Single by J. Williams featuring Dane Rumble
- Released: 25 May 2010
- Genre: Hip-hop, R&B, electropop
- Length: 3:51
- Label: Illegal Musik/Warner
- Songwriter(s): I. Finau, D. Rumble, J. Williams

J. Williams singles chronology
| "You Got Me" (2010) | "Takes Me Higher" (2010) | "Night of Your Life" (2010) |

Dane Rumble singles chronology
| "Everything (Take Me Down)" (2010) | "Takes Me Higher" (2010) | "What Are You Waiting For?" (2010) |

Audio sample
- file; help;

= Takes Me Higher =

"Takes Me Higher" is a single by New Zealand R&B and hip-hop singer J. Williams, released in May 2010. It features pop singer Dane Rumble.

==Writing and release==
"Takes Me Higher" was co-written by Williams, Rumble and I. Finau. The single was released as a digital download at the iTunes Store and Digirama on 25 May 2010.

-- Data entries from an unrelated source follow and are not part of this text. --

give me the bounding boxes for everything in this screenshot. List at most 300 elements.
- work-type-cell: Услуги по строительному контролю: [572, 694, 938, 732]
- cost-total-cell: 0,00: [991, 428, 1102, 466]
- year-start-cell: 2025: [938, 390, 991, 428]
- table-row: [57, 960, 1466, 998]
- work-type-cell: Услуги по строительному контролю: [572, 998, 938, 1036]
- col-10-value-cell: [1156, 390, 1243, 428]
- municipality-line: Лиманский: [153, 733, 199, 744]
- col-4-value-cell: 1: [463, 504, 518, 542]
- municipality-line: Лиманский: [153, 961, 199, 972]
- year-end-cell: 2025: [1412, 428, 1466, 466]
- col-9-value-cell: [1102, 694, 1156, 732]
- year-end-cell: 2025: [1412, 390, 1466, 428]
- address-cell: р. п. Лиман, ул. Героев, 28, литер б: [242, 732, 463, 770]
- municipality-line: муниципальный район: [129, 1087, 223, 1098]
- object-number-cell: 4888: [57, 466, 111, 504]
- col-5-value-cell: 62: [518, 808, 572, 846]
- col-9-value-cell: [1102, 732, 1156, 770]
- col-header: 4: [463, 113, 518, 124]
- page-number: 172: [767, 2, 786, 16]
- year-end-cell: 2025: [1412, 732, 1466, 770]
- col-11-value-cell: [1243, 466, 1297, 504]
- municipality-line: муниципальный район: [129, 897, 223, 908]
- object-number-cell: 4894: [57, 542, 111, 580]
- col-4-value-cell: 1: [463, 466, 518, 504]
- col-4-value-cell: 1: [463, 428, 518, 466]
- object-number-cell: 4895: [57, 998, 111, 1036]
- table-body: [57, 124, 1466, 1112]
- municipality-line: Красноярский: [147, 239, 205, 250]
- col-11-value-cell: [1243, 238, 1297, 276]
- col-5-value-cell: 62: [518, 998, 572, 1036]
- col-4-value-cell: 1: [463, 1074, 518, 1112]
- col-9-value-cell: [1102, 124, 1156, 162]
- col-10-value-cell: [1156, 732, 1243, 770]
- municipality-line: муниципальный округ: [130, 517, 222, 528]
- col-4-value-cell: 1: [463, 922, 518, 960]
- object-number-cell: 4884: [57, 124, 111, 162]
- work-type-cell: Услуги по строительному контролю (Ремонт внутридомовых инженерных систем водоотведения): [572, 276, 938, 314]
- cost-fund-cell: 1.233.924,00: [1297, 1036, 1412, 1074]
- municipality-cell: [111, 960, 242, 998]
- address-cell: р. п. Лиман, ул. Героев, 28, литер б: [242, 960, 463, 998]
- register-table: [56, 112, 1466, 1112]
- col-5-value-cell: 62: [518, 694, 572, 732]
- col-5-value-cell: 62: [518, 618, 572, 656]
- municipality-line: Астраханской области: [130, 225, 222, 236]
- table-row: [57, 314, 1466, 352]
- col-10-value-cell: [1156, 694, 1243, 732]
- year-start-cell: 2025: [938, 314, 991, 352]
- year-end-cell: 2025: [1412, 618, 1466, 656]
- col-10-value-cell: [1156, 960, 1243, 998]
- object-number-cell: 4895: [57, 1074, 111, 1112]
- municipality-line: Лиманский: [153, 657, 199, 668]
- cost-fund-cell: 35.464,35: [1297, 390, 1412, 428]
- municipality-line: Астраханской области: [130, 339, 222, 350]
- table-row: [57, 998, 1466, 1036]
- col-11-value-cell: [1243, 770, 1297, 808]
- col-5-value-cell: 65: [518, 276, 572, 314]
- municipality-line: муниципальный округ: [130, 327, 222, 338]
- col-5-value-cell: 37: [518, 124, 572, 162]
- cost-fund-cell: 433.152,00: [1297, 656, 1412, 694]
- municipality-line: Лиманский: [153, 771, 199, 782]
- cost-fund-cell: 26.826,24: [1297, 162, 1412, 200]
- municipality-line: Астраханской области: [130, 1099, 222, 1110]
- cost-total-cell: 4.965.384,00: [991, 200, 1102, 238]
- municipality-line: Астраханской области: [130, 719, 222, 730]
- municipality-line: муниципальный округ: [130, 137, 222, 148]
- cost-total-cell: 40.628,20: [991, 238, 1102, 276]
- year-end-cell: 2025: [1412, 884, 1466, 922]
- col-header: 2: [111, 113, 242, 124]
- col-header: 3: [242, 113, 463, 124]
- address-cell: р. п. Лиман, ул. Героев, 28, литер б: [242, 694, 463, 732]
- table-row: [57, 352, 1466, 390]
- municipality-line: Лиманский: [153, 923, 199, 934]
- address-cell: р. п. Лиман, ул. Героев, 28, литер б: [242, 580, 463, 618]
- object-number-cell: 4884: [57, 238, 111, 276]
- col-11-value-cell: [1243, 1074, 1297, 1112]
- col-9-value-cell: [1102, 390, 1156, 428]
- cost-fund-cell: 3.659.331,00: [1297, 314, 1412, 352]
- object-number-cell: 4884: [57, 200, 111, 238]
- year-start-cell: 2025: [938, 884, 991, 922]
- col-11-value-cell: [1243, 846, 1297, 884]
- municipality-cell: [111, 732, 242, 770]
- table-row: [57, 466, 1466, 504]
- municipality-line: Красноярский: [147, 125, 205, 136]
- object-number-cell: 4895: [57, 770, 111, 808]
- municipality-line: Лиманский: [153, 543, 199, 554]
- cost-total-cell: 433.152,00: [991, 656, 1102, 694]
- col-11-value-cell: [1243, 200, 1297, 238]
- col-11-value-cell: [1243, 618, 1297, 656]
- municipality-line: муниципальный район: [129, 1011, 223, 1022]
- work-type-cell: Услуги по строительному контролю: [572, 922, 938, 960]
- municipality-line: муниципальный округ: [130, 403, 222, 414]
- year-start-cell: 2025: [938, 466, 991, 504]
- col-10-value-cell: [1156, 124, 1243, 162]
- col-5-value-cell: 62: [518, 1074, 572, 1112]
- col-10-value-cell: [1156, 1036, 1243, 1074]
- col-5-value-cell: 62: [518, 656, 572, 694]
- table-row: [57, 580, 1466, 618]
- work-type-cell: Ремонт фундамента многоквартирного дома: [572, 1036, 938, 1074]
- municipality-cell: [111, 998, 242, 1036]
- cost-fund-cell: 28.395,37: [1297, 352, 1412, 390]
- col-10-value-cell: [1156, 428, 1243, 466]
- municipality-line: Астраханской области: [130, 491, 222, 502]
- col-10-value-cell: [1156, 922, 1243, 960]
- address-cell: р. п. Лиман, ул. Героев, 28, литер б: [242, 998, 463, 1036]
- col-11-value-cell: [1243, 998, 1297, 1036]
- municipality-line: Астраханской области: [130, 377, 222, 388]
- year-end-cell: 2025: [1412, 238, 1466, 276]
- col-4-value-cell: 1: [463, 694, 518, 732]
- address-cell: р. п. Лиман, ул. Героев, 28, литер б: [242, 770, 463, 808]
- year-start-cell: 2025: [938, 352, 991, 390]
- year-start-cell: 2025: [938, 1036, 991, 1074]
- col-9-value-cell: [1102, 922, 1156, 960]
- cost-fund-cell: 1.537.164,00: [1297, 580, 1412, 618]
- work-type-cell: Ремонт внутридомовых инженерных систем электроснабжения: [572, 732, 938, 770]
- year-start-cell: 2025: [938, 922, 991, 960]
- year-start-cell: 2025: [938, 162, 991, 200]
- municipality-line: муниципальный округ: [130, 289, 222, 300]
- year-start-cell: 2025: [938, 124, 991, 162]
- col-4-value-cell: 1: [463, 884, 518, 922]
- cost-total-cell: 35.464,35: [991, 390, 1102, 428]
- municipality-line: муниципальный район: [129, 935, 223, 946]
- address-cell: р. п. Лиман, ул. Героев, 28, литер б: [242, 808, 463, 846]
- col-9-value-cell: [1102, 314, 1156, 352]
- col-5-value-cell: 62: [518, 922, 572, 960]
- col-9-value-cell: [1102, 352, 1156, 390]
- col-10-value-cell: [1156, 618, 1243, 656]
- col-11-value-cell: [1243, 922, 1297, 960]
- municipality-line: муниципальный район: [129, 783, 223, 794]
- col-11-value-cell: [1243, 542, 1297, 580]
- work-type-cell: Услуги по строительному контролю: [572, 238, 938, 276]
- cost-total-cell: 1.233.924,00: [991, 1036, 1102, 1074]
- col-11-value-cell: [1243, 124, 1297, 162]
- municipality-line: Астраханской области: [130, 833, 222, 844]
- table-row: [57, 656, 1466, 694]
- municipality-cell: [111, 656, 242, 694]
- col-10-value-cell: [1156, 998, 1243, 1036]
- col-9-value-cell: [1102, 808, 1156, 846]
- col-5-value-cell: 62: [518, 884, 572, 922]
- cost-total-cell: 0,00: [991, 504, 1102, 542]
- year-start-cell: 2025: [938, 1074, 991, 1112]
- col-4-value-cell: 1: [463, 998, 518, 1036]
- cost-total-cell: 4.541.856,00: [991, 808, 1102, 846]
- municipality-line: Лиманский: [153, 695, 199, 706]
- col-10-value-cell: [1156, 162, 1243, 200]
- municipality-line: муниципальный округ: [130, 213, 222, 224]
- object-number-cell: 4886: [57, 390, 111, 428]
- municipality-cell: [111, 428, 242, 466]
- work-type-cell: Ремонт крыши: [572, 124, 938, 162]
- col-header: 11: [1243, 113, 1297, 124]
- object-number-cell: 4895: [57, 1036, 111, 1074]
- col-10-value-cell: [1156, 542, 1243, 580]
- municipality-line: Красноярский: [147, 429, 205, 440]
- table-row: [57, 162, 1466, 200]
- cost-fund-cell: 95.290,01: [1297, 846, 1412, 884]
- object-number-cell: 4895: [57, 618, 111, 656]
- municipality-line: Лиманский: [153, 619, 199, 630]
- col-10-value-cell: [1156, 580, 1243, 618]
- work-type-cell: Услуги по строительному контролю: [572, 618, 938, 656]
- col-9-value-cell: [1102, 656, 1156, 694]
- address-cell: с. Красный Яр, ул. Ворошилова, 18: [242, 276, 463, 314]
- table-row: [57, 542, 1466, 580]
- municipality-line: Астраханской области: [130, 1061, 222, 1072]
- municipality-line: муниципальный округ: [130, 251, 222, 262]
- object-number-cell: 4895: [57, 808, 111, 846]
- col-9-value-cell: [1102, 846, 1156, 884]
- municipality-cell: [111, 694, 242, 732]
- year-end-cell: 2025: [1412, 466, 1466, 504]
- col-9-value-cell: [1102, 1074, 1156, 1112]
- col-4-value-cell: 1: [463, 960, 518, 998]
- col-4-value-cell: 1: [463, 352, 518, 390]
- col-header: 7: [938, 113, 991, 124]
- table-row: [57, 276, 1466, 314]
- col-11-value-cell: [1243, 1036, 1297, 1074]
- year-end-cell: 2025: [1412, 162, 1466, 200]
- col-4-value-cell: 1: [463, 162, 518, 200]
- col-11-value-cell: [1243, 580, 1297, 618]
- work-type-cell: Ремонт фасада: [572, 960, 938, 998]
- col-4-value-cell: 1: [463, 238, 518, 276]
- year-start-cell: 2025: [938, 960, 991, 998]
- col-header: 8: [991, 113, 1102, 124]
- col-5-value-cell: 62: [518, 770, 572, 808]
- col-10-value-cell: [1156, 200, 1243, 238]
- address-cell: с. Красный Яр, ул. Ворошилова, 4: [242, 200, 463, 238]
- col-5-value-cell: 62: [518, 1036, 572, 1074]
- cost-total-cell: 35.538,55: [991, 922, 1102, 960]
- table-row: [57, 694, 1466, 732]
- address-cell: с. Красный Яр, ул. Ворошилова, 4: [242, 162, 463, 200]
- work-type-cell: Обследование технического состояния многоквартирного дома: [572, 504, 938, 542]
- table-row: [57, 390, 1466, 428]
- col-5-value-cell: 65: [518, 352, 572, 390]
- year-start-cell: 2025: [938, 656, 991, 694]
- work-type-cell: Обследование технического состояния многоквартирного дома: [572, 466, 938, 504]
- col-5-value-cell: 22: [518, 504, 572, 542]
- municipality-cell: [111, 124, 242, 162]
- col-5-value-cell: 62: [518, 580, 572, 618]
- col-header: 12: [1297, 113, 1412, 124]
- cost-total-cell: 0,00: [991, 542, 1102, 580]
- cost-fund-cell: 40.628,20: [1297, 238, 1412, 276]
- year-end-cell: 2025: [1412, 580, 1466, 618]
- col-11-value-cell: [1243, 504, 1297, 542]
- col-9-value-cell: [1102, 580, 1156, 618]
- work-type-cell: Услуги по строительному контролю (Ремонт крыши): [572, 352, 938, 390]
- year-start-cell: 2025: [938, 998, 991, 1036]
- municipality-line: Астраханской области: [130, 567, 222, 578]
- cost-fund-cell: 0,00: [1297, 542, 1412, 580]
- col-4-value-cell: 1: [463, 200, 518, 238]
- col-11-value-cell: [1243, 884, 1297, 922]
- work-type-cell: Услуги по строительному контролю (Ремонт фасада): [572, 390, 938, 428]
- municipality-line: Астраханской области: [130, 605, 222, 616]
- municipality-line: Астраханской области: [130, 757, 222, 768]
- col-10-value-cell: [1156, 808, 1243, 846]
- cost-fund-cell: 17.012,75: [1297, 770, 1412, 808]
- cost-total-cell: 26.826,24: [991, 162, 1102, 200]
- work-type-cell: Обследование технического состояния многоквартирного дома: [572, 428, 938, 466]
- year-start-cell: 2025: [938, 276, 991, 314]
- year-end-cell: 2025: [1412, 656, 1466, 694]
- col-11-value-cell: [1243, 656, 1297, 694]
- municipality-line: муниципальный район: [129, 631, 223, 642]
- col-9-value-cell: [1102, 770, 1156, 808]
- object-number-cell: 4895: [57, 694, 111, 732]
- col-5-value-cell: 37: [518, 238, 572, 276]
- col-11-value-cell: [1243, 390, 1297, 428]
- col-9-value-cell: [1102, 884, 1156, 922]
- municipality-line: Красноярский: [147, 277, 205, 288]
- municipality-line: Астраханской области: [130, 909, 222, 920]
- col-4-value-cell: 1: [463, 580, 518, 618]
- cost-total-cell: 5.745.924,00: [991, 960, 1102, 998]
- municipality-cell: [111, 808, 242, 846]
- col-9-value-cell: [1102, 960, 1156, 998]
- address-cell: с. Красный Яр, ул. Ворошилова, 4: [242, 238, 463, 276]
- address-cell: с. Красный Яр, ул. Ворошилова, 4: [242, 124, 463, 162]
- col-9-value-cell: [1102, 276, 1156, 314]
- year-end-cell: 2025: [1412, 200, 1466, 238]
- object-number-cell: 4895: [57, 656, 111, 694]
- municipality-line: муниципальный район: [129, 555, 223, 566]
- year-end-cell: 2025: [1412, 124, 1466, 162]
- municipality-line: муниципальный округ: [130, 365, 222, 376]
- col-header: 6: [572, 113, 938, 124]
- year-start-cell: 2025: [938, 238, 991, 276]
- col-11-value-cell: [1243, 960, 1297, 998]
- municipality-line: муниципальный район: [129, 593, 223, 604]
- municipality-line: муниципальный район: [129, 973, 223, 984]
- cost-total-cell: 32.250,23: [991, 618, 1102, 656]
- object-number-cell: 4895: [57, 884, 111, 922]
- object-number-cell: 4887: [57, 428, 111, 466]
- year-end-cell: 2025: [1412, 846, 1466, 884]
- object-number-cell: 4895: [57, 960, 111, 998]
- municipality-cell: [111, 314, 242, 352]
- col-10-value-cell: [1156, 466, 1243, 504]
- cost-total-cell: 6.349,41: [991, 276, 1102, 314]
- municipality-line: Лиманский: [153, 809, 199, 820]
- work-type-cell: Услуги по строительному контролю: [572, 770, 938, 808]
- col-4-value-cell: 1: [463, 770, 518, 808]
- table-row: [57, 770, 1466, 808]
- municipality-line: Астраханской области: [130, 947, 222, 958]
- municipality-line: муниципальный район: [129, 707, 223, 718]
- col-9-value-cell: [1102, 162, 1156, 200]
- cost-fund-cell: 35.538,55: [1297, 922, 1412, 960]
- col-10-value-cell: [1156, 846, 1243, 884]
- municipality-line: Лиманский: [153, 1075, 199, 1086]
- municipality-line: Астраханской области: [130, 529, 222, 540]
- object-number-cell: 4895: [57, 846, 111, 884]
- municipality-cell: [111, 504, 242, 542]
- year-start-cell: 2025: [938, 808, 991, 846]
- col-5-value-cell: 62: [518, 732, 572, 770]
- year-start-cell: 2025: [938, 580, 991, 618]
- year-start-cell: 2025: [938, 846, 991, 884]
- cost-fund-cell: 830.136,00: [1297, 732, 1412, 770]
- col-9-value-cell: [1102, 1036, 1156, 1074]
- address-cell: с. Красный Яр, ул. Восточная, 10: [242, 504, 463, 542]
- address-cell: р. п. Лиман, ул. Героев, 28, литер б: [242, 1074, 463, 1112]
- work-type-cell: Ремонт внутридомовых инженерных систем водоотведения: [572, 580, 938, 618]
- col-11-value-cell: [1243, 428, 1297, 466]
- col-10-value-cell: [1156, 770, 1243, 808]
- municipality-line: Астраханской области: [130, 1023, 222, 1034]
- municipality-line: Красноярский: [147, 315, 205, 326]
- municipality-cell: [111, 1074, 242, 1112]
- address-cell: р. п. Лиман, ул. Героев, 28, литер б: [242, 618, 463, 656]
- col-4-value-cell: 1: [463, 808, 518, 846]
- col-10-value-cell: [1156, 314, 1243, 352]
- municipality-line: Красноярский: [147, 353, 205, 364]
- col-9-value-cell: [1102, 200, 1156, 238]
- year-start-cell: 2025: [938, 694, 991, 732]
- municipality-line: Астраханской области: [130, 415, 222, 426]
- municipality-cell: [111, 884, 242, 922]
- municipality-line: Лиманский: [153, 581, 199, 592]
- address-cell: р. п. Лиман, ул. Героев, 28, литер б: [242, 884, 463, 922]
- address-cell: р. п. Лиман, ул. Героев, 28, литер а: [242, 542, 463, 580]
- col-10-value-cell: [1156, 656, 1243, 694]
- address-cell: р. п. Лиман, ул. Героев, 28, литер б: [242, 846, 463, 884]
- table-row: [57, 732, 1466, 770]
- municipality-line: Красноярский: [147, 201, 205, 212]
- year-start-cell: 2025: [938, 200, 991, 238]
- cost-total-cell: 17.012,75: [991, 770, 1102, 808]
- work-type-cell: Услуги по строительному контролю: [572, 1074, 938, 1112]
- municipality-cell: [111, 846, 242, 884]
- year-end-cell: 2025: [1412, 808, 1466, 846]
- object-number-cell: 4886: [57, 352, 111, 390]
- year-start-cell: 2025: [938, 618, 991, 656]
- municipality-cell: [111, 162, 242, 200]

Takes Me Higher is Dane Rumble's 4th consecutive No.1 on the NZ40 Airplay chart. The last time an artist had 4 no.1 singles on this chart was Brooke Fraser back in 2005.

==Composition==
"Takes Me Higher" is a R&B and pop ballad. It contains small amounts of auto-tune. Williams sings the chorus and the first verse, while Rumble sings the second verse. Both singers share the final verse.

==Music video==
The music video premiered on 28 June 2010 on Select Live.

==Chart performance and certification==

| Chart (2010) | Peak position |
|---|---|
| Germany (GfK) | 75 |
| New Zealand (Recorded Music NZ) | 2 |

==Titanium version==
Titanium covered "Takes Me Higher" and included it as the B-side to their first single, "Come On Home".